No voto em separado, a parlamentar argumentou que a proposta não atendia aos requisitos exigidos pelo Tribunal de Contas da União, afirmou que o texto não previa o dever de a administração pública demonstrar uma série de pontos por meio de estudos técnicos, pareceres e documentos comprobatórios a serem juntados em um processo de licitação. 

Desta maneira, na avaliação de Aladilce, o projeto não possui "mecanismos de controle que afastam o risco de desvio de finalidade". Em sua avaliação, nem mesmo as emendas propostas pelo relator afastariam eventuais desvios de finalidade que poderiam ocorrer. 
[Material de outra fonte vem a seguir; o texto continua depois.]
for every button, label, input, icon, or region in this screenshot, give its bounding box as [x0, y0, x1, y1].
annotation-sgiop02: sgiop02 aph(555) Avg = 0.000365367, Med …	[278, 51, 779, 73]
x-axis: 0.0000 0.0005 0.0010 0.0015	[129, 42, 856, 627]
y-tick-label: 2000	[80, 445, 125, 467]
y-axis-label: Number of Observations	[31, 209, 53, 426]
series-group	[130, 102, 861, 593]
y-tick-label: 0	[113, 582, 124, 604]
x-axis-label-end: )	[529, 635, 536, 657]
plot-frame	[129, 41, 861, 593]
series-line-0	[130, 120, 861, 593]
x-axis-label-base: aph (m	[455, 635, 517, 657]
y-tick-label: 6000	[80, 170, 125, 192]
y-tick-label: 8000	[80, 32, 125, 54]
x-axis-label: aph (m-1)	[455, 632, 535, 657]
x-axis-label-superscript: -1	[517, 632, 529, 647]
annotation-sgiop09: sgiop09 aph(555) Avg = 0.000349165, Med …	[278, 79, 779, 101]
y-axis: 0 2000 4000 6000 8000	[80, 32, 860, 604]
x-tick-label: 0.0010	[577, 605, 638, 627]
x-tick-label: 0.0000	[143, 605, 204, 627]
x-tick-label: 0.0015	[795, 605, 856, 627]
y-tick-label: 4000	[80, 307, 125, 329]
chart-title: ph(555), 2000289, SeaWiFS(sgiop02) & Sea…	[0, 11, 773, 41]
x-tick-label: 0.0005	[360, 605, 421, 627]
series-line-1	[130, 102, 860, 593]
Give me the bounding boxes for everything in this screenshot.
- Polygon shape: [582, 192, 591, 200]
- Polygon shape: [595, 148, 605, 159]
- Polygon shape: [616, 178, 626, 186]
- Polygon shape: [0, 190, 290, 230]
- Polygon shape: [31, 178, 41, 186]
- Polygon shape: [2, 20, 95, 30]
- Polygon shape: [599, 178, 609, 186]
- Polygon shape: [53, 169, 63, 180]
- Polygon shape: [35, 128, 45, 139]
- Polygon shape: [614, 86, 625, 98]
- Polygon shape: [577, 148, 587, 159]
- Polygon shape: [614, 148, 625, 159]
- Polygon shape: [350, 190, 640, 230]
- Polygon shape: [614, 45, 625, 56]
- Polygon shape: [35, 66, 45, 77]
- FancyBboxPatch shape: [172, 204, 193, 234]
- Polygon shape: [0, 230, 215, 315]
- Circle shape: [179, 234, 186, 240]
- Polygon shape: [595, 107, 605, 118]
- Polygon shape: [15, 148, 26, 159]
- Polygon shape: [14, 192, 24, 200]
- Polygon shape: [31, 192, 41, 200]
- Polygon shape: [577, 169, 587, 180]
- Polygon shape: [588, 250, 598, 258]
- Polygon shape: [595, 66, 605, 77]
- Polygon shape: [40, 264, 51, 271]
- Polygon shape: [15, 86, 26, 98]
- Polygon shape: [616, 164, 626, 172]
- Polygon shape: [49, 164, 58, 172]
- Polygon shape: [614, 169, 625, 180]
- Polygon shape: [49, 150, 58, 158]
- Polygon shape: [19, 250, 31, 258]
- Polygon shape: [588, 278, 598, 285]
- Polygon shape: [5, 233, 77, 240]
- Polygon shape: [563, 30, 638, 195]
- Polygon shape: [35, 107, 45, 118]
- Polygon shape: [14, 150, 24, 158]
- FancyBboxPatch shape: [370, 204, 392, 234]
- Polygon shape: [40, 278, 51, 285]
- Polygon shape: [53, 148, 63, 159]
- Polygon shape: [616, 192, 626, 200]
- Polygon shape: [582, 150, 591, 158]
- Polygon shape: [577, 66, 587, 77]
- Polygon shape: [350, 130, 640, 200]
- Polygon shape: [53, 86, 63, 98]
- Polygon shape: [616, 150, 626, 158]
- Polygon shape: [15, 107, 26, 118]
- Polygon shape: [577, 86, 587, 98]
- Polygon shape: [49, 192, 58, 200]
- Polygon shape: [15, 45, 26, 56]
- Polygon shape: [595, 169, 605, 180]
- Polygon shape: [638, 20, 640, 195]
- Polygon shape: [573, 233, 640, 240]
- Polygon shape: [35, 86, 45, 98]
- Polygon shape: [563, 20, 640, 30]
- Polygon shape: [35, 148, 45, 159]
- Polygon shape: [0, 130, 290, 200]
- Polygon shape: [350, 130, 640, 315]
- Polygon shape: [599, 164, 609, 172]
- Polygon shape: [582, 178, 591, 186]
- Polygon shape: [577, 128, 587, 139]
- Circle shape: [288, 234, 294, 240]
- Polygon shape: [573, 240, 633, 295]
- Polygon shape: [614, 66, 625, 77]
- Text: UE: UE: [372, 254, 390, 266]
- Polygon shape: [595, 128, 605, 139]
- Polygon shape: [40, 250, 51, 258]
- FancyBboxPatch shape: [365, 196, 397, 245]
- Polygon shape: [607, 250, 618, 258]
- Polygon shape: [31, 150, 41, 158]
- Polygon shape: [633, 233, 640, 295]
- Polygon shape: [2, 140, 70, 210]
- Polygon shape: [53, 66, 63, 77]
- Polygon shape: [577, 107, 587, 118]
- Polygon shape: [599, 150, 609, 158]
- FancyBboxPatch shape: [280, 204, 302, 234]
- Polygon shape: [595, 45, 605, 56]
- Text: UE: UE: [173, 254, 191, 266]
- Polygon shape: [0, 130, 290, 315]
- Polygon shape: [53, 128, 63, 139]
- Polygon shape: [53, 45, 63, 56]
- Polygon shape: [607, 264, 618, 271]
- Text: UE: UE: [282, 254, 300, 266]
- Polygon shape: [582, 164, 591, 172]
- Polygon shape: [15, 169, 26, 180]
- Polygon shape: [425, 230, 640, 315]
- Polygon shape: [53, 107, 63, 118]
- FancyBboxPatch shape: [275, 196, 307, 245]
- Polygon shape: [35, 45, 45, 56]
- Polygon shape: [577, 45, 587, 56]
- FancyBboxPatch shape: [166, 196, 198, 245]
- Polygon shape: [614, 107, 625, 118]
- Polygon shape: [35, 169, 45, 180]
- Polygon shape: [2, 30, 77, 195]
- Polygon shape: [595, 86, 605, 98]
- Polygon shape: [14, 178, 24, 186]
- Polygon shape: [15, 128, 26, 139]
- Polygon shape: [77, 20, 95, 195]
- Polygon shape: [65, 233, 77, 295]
Após a tramitação, o texto seguiu para análise da Comissão de Finanças, Orçamento e Fiscalização. O relator Joceval Rodrigues (PPS) votou a favor do projeto, sendo seguido pelos parlamentares Cézar Leite (PSDB), Isnard Araújo (PHS), Kiki Bispo (PTB) e Sabá (PV). 

Os edis Marta Rodrigues (PT) e Sidninho (Podemos), líder da oposição na Câmara, não seguiram o entendimento do relator. Em voto separado pela reprovação, Marta defendeu que o projeto vai de encontro a Lei de Responsabilidade Fiscal, e que o modo de produção do espaço do município proposto pelo texto "não está previsto no Plano Plurianual e nas demais lei orçamentárias".

Ela concluiu que embora exista viabilidade dos contratos na modalidade "Built to Suit" na administração pública, o projeto em questão apontava para uma concepção contrária aos princípios constitucionais de "legalidade, impessoalidade, moralidade, publicidade e eficiência". "Os critérios propostos no projeto de lei atendem às regras da liberdade de mercado, que favorecem o setor privado em detrimento do interesse público", acusou.

Neste mesmo sentido, no último dia 28 de maio, o vereador José Trindade (sem partido) apresentou um projeto de lei ironizando o “Built to Suit” ao sugerir que Salvador e Miami se tornassem cidades irmãs. No texto, o vereador sugere que a proposta é de interesse do empresariado brasileiro radicado em Miami. "Tem-se notícia de especial interesse por parte de um grande empresário brasileiro radicado em Miami em participar dos negócios pactuados de acordo com o novo modelo proposto, assim como de que tal interesse é retribuído pelo governo municipal atual", alegou na justificativa do seu projeto de lei.